Useful PyTorch layers

Layer	Typical use
`nn.Conv2d(in_ch, out_ch, kernel_size, padding=1)`	Feature extraction
`nn.MaxPool2d(2)`	Spatial downsampling ÷2
`nn.BatchNorm2d(num_features)`	Stabilizes training
`nn.Dropout(p)`	Regularization
`nn.Flatten()`	Flatten spatial dims before FC
`nn.Linear(in, out)`	Fully connected classifier
`nn.AdaptiveAvgPool2d(1)`	Global average pooling (DeepCNN)

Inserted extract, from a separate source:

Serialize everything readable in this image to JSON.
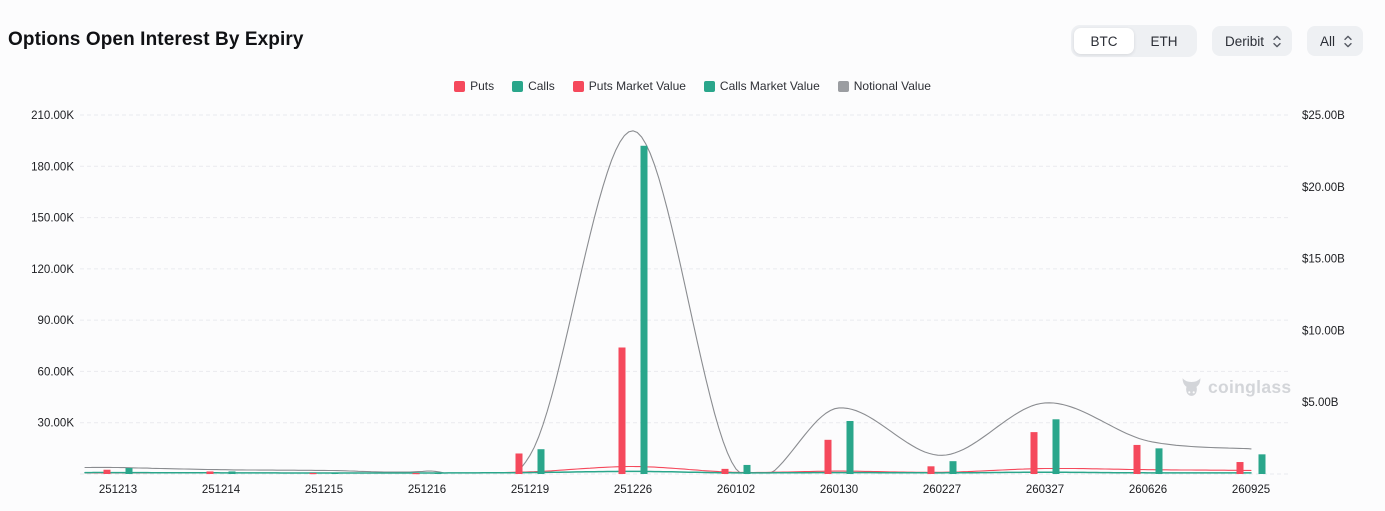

Do not modify run.py, config.py, dataset.py, or trainer.py.

Setup

cd code
pip install -r requirements.txt
python setup_data.py        # only needed if not done in CW2/CW3
cd cw4_cnn

Running Instructions

Verify architecture (shape + gradient-flow checks):

cd code
python -m tests.test_cw4

Quick mode for debugging:

python run.py --quick

Train SimpleCNN with default settings (Adam, 15 epochs):

python run.py

Train with data augmentation:

python run.py --use_augmentation

Compare optimizers (for report):

python run.py --optimizer_type adam
python run.py --optimizer_type sgd --learning_rate 0.01

Train DeepCNN (bonus):

python run.py --model_type deep_cnn --num_epochs 20

What to Observe

After training, check the outputs in outputs/. You should see:

CNN vs MLP: SimpleCNN (~91%) clearly outperforms the CW3 MLP (~88–90%) despite having fewer parameters — because convolutions exploit spatial structure
Data augmentation: random flips and crops reduce overfitting; the gap between training and validation accuracy narrows
Adam vs SGD: Adam converges faster in early epochs; well-tuned SGD with momentum can match Adam at convergence but is more sensitive to learning rate
Weight visualizations: the first conv layer learns edge and texture detectors — visually interpretable filters

Think About the Differences

Guiding questions for your report

Parameter efficiency: a Conv2d(1, 32, 3) layer has only 32×(3×3+1)=320 parameters, but applies them to every position in a 28×28 image. How does this compare to a fully connected layer over the same input?
Spatial hierarchy: after two MaxPool2d(2) layers, the spatial dimensions become 7×7. What does this imply about the receptive field of later layers?
BatchNorm: why does adding BatchNorm2d after conv layers help training? What does it do to the gradient signal?
Augmentation: data augmentation increases effective dataset size without collecting new data. Under what conditions does it help most?
Full progression: write a short explanation for why each step — Logistic Regression → MLP → CNN — improves accuracy on FashionMNIST.

Submission Checklist

model.py — SimpleCNN init & forward implemented
Shape checks pass: python -m tests.test_cw4
outputs/ — contains training plots from SimpleCNN experiments
report.pdf — includes architecture diagram, optimizer comparison, augmentation analysis, and CW2→CW3→CW4 progression

Grading Rubric (100 points)

Component	Points
SimpleCNN architecture (`__init__`) — shape check passes, reasonable design	30
SimpleCNN forward pass — correct data flow, no softmax applied	20
Data augmentation experiment — comparison with/without augmentation	15
Optimizer comparison (Adam vs SGD) — analysis of convergence speed and stability	15
Report — architecture description, results discussion, CW2→CW4 progression analysis	20
Bonus: DeepCNN achieving ≥ 92% test accuracy (capped at 100 total)	+10
Total	100

Academic Integrity & Notes

You may use any torch.nn modules — no need to implement convolutions manually.
Discussing high-level architecture ideas is allowed, but your code must be your own.
Do not copy architectures from external sources without understanding them.